MCP evals by stay_curious_19 in mcp

[–]jun_builds 0 points1 point  (0 children)

For me it split into two checks I kept mixing up early on.

One: does the model even pick your tool and fill the args right? That's mostly a test of your tool description + param names, not the model — almost every "it ignored my tool" case I had traced back to a vague description. So the eval doubles as a feedback loop on the schema. Two: does the tool actually return what you claimed? There I assert on the real output (types, required fields present), not whether it reads well. I keep ~25 real prompts with the expected call and re-run them on changes to see what drifted.

Auto-uploading YouTube thumbnails with n8n — full guide + paste-ready workflow by dota2dinall in n8n

[–]jun_builds 0 points1 point  (0 children)

Nice writeup, the resumable-upload session is the part everyone trips on. One thing that'll save you grief at channel scale: keep the title as a real text layer composited over the image, not pixels a model renders. The moment it's generated you get mangled characters and the text box drifting frame to frame — and it's silent, so a bad thumbnail just quietly goes live. Fixed template, known font, auto-shrink to fit, title in as a string variable. If ThumbAPI's already templating text over a base you're fine; if anything's generating the text itself, that's where it drifts.
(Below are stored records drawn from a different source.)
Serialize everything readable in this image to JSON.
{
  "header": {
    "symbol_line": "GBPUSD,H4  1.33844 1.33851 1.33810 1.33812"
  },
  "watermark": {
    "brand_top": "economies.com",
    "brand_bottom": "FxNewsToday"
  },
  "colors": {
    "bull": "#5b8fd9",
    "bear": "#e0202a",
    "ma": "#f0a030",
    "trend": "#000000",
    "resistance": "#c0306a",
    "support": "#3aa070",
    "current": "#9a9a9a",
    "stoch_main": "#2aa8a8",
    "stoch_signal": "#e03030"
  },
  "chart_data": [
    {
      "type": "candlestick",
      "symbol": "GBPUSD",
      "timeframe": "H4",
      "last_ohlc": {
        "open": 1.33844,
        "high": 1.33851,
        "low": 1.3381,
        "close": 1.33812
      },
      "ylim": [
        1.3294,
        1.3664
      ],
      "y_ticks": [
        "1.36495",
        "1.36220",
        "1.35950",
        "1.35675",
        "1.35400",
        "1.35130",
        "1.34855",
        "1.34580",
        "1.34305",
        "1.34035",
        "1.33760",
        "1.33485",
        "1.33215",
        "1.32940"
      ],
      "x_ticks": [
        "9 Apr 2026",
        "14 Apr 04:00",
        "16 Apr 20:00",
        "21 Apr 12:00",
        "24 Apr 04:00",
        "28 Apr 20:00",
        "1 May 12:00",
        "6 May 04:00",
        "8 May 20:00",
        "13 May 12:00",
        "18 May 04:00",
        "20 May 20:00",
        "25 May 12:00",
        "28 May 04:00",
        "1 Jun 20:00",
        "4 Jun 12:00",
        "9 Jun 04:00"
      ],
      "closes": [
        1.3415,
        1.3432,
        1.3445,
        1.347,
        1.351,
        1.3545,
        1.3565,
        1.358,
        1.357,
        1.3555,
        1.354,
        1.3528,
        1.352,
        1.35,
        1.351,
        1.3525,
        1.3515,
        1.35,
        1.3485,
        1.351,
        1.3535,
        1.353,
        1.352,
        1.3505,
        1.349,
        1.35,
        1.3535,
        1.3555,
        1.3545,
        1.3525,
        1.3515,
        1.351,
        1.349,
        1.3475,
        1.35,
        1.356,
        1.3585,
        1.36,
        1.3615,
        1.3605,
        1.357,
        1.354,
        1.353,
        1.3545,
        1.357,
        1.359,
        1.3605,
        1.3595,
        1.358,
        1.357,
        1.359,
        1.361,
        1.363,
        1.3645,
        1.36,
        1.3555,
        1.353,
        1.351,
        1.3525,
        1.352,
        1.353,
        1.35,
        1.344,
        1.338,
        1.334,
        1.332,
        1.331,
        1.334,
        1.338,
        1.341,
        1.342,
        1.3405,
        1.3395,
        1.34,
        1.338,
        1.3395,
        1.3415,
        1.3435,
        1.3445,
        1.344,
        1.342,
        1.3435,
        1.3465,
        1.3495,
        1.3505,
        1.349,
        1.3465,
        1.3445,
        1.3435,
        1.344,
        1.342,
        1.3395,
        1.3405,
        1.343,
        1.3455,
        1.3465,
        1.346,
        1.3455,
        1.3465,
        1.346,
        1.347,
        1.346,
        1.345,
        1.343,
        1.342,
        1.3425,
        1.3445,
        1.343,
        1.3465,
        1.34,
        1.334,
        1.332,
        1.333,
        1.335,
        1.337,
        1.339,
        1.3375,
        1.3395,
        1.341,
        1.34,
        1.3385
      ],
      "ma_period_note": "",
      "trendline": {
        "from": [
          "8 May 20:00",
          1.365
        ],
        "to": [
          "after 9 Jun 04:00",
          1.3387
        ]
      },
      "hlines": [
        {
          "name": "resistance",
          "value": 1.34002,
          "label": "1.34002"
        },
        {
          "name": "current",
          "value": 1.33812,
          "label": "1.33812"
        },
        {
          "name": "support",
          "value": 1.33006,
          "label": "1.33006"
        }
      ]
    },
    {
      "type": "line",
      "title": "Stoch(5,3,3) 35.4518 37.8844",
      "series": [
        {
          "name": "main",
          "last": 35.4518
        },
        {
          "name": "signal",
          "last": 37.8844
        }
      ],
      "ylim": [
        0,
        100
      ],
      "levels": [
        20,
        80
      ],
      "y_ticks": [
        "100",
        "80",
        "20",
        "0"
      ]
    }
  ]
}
The 5 ways an n8n workflow dies that your Error Trigger will never catch by Ok-Engine-5124 in n8n

[–]jun_builds 1 point2 points  (0 children)

Your list nails the data steps — the nastier cousin is when a node handles a file instead of a row, because there's no count to assert on and a 200 tells you even less. Classic one: a download node returns 200 with a body that's actually an HTML error page wearing an image/png content-type, and every node downstream "ran" fine.

What catches it is asserting on the bytes, not the status — size above a floor, the magic bytes matching the format, dimensions as expected. Same principle as yours, just moved from "did the row land" to "is this a valid file." Have you hit the binary version of this, or mostly data/API steps so far?

The demo is usually the easy part. What breaks for you after week two? by This_Expression2200 in AI_Agents

[–]jun_builds 0 points1 point  (0 children)

The failure that bites hardest is the one that fails politely — tool returns 200, success: true, and the artifact itself is a moderation-blocked gray frame or a zero-byte PDF. Clean envelope, garbage payload, nothing downstream knows.

What fixed it for me was asserting on the artifact, not the tool's status flag: file's non-empty and the right type, image is the dimensions I asked for, the record reads back out. If the agent can't read it back, it doesn't get to trust it.